Если – когда – до Софии дойдет, что, во-первых, она ходила на ужин, а во-вторых, наделала там дел, Этте повезет, если девушка будет отпускать ее одну хотя бы в уборную. Бродить по кораблю и располагать к себе команду? Исключено.
Первый час все – почти – было хорошо. Мистер Рен – нет, просто Рен, он не заслуживал лучшего – бубнил, не обращая внимания на стынущий перед ним ужин, высасывая оставшуюся у нее энергию.
Несмотря на светскость, которую он на себя напустил, Этта не думала, что Рен – или Эдвард, какое бы имя он ни пытался нашептать ей на ухо, – был старше нее или даже Николаса.
Она прижала руку к губам. Николас.
Каждая клеточка Эттиного тела отбивалась от этой мысли, но от правды не отмахнешься: София оказалась права. Этта в самом деле понятия не имела, каково было жить во время, когда не имеешь ни правовой, ни социальной защиты. Все, что она уяснила из этого ужина, так это то, каким беспомощным оказывался человек перед предрассудками других.
Николас не нуждался в том, чтобы она за него заступалась. Он мастерски ставил Рена на место, отбивая каждое замечание, показывая, не заявляя этого напрямую, каким полнейшим идиотом тот был.
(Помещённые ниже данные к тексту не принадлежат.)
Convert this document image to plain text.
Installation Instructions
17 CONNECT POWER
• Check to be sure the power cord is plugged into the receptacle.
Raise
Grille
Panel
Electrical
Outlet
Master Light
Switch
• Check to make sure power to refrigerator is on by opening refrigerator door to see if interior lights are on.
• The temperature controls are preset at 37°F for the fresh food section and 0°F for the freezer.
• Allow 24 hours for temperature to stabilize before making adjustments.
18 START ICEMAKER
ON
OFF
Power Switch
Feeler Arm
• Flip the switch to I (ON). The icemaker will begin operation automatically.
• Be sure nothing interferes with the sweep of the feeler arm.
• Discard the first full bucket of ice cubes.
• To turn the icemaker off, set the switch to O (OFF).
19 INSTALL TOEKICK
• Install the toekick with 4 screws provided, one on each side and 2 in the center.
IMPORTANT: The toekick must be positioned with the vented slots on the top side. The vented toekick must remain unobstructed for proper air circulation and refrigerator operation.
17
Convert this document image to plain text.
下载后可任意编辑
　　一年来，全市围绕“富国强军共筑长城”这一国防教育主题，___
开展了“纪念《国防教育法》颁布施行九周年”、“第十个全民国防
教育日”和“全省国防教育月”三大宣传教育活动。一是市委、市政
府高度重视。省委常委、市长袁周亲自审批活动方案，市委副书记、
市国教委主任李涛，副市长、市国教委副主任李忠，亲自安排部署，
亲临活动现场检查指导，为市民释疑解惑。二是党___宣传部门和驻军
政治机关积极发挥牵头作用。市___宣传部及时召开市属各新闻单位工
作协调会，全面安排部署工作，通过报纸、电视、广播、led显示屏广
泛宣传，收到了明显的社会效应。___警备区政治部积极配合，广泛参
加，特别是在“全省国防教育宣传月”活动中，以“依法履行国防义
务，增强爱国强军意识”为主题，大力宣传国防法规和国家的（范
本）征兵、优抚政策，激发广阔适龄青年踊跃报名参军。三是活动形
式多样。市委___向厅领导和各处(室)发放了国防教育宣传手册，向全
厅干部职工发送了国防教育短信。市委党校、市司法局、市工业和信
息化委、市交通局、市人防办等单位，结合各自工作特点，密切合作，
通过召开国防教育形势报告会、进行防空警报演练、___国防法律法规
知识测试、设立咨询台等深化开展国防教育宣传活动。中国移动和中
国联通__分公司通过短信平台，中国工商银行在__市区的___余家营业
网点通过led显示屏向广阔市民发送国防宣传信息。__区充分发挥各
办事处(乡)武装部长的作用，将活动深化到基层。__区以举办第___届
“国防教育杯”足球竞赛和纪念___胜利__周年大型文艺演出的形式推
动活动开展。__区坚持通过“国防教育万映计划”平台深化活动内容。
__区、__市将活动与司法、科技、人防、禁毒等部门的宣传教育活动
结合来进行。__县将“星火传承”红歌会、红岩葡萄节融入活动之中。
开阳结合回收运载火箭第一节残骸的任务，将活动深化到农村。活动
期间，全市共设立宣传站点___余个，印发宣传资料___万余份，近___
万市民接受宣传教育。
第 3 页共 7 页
И не поддавался гневу, на который его явно пытались спровоцировать.
Этта ненавидела усталую покорность, появившуюся на лице Николаса, когда Рен продемонстрировал свое собственное невежество и злобу, явно этого ожидая. А потом Рен осмелился обвести взглядом присутствующих, словно рассчитывая, что они согласятся.
Гнев, наводнивший ее вены, был таким явным, что девушка подумала: он, наверное, превратил ее кровь в кислоту. Можно прочитать сотню книг о предубеждениях прошлого, но оказаться свидетелем повседневности этой невежественной жестокости – как получить обухом по голове. В ту минуту Этта поняла, что столетия, стоящие между ней и этим временем, не только наградили ее привилегиями, но защитили от настоящего уродства. Люди верили в этот вздор и как ни в чем не бывало разносили его вокруг. Словно рассуждали не о других людях.
Этта держалась за леер, глядя в темную воду. Гребень каждой взъерошенной волны серебрил лунный свет, играя с ними в салки. Вокруг нее завихрялась симфония звуков. Плеск воды об изогнутый бок корабля, хлопанье огромных парусов над головой, глухие шлепки чего-то глубоко внизу – может быть, руля? Сначала скрип дерева ее нервировал, заставляя задуматься, не может ли корабль просто развалиться по швам, но теперь напоминал ей, как их старая довоенная квартира кряхтела и скрипела косточками каждый день.
Ты напортачила.
Она не могла позволить себе ошибаться. Не сейчас, когда на карту поставлена жизнь Элис.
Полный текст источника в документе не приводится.